Preference and lifestyle heterogeneity among potential plug-in electric vehicle buyers

We characterize heterogeneity in preferences and motivations regarding plug-in electric vehicles (PEVs)—including plug-in hybrids (PHEVs) and electric vehicles (EVs). Using survey data collected from 1754 new vehicle buying households in Canada in 2013, we segment respondents using two approaches that prove to be complementary. Preference-based segments were constructed using latent-class analysis of discrete choice experiment data. Potential PEV buyers were split into a “PEV-enthusiast” segment (8% of the sample) with extremely high valuation of PEVs and a broader “PHEV-oriented” segment (25%) that expressed moderately positive valuation of PHEVs. Preference-based segments also varied by respondents' valuation of specific attributes such as fuel savings. Our second approach constructed lifestyle-based segments using cluster analysis on a subset of potential early PEV buyers (33% of the total sample). The six lifestyle-based clusters varied in engagement in environment- and technology-oriented lifestyles, environmental concern and openness to change.

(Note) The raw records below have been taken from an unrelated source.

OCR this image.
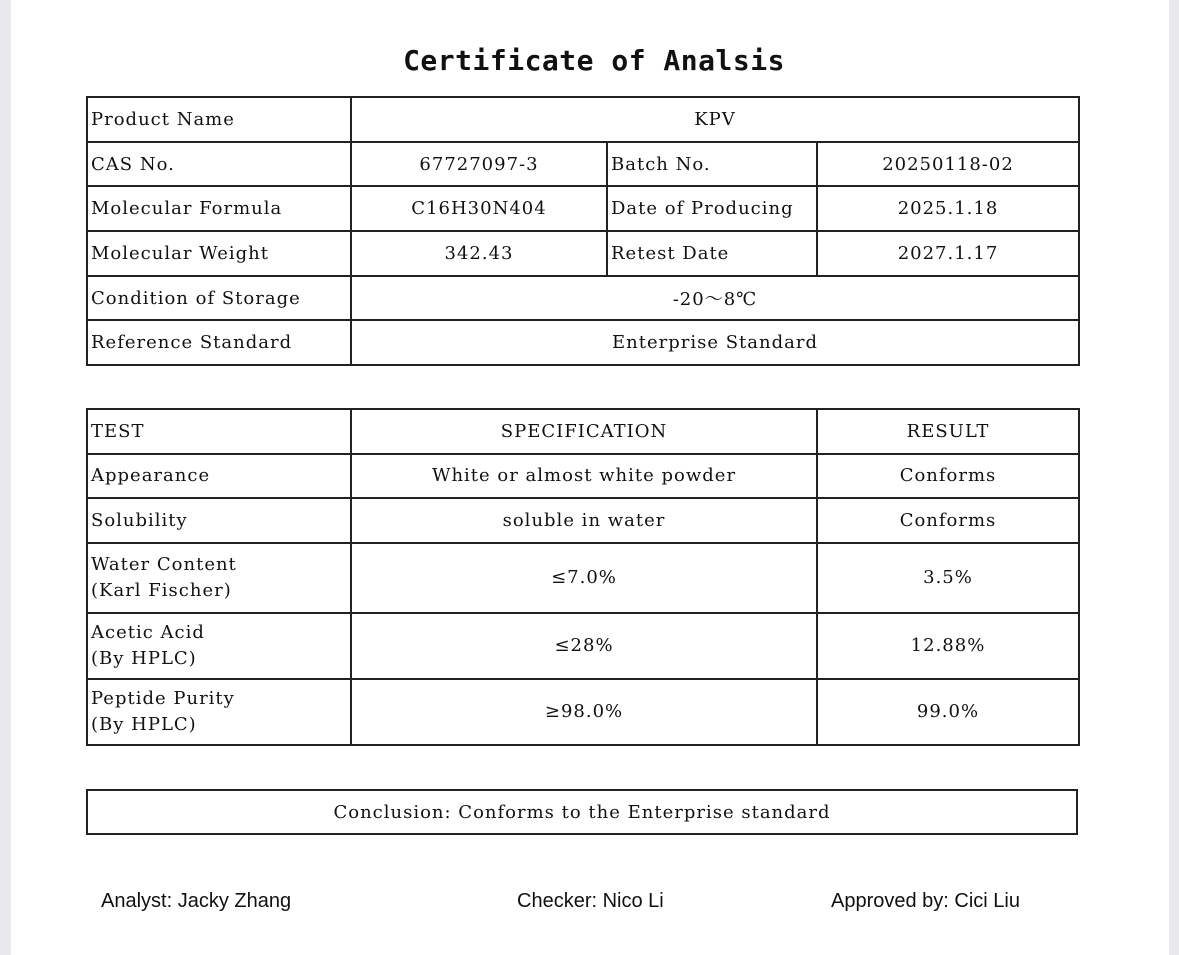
Certificate of Analsis
Product Name	KPV		
CAS No.	67727097-3	Batch No.	20250118-02
Molecular Formula	C16H30N404	Date of Producing	2025.1.18
Molecular Weight	342.43	Retest Date	2027.1.17
Condition of Storage	-20～8℃		
Reference Standard	Enterprise Standard		
TEST	SPECIFICATION	RESULT
Appearance	White or almost white powder	Conforms
Solubility	soluble in water	Conforms

Water Content
(Karl Fischer)	≤7.0%	3.5%

Acetic Acid
(By HPLC)	≤28%	12.88%

Peptide Purity
(By HPLC)	≥98.0%	99.0%
Conclusion: Conforms to the Enterprise standard
Analyst: Jacky Zhang	Checker: Nico Li	Approved by: Cici Liu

Overall preferences were fairly similar across the clusters, though apparent motivations varied substantially by cluster as indicated by their differing engagement in lifestyles and environmental concern. Taken together, both approaches suggest that PHEVs are the most likely PEV to have broad market appeal and that car buyers have high degrees of heterogeneity in both preferences and motivations.